Within businesses too, wellbeing began moving from a peripheral issue to something that was being seen as substantive and important, and at the heart of the ideas of responsible business and good work. And it needed to. If we support people’s wellbeing, they will be more likely to stay, to be more productive, and to positively promote the organisation. Work should be good for us.

The response was also needed because many of the indicators of wellbeing haven’t exactly been improving. Rising incidence of mental health issues, of stress, and declines in physical wellbeing have all been evident for too long.

The pandemic has clearly acted as a catalyst to accelerate the wellbeing agenda everywhere. It was first and foremost a human health crisis, but it also quickly became a vital business continuity issue, and a wider economic challenge. It has also widely impacted people’s mental health and wellbeing, particularly through the social isolations and huge adjustments we had to make to protect ourselves.  

In a positive way, for our communities and within our places of work, the pandemic also heightened our sense of need to support each other, for greater compassion, and perhaps even to take better care of ourselves and the things that most matter to us. It’s allowed many more of us to talk more openly about our wellbeing without fear of judgement. 

It has been said before that crises represent danger but they also represent opportunity. We need to build on this momentum around wellbeing, and take it forwards to create real lasting change. 

These are not simple shifts to make.
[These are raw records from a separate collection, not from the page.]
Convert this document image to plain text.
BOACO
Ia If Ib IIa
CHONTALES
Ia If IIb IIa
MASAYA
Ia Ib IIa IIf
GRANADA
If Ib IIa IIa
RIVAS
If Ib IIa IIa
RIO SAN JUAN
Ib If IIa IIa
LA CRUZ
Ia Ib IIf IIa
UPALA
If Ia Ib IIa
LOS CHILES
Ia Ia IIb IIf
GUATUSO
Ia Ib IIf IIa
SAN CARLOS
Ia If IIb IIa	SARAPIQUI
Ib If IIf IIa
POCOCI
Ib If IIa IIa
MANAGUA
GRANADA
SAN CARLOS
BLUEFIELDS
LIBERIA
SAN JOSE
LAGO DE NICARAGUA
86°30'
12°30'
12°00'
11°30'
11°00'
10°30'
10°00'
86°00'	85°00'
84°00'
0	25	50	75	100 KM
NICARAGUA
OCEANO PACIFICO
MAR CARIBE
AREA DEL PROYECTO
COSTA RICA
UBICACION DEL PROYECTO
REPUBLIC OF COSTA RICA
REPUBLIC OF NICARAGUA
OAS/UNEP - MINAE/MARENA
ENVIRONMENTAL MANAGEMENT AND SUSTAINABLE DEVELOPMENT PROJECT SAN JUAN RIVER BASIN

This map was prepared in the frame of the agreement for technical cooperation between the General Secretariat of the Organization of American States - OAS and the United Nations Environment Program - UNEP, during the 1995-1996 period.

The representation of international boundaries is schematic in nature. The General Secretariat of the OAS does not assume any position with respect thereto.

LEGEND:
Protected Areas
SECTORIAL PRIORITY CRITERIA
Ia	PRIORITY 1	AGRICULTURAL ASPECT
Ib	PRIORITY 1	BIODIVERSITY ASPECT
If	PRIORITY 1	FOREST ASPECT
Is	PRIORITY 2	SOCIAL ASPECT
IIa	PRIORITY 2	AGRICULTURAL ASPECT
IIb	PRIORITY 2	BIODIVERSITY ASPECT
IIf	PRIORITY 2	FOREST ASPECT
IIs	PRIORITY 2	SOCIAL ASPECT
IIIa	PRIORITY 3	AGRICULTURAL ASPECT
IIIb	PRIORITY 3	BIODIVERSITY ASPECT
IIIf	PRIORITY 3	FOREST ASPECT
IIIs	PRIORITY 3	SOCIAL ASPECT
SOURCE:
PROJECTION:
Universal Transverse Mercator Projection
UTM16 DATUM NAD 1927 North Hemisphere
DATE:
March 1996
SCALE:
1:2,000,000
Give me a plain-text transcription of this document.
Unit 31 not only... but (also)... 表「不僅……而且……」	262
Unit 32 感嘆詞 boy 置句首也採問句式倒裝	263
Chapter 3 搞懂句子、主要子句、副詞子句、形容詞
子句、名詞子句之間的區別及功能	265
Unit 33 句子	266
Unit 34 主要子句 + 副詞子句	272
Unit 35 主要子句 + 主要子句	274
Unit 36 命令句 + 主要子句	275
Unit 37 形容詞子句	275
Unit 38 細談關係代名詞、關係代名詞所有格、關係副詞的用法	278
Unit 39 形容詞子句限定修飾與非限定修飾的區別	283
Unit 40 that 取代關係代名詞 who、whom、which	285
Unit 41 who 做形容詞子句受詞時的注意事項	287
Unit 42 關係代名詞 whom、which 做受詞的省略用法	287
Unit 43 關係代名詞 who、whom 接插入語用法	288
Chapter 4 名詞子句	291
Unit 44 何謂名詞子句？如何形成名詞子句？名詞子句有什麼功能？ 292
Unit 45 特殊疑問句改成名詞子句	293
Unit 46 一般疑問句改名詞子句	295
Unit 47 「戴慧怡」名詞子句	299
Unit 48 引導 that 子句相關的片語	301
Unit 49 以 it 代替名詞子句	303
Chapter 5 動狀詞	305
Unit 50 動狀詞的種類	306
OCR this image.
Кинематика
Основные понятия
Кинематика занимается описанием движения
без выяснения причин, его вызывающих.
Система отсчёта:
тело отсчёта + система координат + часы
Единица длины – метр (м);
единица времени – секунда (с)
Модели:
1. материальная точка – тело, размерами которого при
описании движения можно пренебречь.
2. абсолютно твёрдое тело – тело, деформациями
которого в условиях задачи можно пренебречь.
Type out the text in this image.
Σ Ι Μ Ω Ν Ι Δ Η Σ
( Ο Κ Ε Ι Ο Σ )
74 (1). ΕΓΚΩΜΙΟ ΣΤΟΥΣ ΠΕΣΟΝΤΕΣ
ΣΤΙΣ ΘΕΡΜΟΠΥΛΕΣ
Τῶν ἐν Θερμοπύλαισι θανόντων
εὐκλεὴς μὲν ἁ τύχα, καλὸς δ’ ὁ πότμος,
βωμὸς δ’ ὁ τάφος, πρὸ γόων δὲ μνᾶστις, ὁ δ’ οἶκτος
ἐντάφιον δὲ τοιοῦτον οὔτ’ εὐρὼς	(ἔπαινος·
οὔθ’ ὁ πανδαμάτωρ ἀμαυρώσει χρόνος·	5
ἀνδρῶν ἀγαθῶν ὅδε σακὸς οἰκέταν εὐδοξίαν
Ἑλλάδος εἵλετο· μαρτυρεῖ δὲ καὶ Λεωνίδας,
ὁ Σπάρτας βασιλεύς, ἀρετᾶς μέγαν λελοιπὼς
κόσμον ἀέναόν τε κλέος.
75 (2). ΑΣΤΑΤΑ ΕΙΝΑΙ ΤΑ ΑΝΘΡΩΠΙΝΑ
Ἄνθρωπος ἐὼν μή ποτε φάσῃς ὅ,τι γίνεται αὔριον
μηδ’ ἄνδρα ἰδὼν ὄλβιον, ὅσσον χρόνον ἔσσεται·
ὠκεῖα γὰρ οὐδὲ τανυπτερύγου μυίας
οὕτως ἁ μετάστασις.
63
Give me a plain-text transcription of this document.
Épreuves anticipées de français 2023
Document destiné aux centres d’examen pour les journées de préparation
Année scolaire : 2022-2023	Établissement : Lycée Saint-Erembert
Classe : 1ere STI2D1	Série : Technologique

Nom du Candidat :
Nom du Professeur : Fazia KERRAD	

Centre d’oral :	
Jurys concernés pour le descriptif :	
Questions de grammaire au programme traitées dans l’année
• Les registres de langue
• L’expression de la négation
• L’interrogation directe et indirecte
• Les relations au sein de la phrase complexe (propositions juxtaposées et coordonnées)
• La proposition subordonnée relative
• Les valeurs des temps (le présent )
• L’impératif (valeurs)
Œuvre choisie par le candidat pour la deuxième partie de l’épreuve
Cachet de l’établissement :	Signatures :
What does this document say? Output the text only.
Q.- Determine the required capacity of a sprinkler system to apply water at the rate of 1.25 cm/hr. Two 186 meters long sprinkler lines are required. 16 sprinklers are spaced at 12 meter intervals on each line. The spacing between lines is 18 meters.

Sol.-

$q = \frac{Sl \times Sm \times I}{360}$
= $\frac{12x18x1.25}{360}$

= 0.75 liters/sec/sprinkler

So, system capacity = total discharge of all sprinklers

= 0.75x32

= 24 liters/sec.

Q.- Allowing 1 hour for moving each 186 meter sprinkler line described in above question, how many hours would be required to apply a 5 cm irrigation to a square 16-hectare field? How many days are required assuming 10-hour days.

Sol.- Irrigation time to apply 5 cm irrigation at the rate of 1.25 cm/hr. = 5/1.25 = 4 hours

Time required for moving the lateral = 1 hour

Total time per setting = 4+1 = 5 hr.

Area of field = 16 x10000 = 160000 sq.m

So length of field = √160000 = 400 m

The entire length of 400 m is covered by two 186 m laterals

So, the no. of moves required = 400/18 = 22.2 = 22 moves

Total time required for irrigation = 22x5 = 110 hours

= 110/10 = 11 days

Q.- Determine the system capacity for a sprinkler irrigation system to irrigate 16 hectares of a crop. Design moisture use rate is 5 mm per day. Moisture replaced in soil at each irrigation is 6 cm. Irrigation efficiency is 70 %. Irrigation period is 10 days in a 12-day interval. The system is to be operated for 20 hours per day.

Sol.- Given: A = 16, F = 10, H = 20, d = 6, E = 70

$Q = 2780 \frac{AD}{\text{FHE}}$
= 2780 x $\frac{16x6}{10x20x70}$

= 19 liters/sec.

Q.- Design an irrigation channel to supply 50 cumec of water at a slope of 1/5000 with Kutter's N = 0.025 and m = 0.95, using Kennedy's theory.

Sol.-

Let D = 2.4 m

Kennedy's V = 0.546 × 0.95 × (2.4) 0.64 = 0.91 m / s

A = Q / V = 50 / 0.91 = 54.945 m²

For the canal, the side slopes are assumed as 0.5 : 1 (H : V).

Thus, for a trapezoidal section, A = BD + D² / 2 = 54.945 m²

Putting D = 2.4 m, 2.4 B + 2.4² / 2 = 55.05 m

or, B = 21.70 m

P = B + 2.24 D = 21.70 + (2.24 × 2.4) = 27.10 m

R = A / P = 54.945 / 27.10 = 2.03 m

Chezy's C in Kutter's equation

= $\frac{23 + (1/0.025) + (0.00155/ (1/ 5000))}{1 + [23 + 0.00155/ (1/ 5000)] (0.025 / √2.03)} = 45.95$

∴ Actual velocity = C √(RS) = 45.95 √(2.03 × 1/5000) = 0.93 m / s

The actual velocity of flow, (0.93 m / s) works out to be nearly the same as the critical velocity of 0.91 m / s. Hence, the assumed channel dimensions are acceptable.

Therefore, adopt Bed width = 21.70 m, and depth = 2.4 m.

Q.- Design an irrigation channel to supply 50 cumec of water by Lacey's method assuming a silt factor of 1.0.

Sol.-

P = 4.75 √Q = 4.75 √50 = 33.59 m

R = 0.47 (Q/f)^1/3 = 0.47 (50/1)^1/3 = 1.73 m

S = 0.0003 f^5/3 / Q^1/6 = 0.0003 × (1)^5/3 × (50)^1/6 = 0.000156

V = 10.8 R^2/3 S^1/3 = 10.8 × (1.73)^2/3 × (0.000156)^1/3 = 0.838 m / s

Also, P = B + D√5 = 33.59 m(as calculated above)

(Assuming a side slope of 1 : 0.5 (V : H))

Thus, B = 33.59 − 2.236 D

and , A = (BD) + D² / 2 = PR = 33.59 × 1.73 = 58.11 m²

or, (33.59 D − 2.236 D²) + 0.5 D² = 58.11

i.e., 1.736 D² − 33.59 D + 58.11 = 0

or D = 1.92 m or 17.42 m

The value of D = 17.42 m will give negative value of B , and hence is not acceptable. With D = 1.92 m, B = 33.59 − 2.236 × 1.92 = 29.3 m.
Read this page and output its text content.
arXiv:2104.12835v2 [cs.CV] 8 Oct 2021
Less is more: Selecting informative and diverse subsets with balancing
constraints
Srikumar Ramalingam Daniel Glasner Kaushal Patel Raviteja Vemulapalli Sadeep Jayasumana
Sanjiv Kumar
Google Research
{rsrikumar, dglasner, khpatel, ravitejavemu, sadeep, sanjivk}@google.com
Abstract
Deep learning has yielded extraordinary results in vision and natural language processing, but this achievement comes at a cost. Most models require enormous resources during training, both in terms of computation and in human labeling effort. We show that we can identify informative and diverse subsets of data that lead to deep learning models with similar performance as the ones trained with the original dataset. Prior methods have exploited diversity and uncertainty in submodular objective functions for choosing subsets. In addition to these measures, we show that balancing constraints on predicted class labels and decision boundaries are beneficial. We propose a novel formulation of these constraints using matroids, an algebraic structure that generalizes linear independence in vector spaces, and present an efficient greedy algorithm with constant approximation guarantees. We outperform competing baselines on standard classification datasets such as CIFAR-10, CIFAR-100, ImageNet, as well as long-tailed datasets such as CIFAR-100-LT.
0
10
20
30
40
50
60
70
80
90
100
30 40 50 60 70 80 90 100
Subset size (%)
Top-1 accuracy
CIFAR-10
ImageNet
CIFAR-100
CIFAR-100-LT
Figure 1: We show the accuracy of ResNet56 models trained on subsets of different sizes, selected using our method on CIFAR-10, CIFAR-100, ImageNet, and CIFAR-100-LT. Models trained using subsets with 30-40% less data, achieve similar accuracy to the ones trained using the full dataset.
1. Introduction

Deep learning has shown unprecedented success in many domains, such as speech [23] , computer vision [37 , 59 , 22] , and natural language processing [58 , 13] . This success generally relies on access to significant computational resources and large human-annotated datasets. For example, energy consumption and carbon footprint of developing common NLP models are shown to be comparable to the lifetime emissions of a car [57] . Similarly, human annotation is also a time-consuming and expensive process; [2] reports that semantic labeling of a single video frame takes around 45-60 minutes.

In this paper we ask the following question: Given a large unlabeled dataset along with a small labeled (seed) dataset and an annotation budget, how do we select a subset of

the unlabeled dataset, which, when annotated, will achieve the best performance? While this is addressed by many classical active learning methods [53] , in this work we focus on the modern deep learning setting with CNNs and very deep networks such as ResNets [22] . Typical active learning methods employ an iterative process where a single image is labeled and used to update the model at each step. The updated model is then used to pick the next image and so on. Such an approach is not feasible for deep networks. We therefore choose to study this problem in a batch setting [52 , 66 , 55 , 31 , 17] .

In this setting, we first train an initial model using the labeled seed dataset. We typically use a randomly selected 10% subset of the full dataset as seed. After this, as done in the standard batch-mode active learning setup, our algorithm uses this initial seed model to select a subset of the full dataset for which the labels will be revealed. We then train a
We need the right measures to understand progress, to be able to assess what is making a difference, and to be able to hold ourselves, our businesses and our communities more to account. 

It is these things that the What Works Centre represents. Building the research and evidence base, the ways of measurement, the social, policy, and organisational changes that are needed. It couldn’t be a more important time for the Centre and for the critical themes of wellbeing. 

Having long been a passionate advocate for wellbeing, particularly as a business agenda, I am delighted to be able to help the Centre on the next stage of its journey. We need to widely embed its work through the many different partners and channels it engages with, and to further raise its voice as a trusted source of evidence and insight on one of the most important challenges of our time.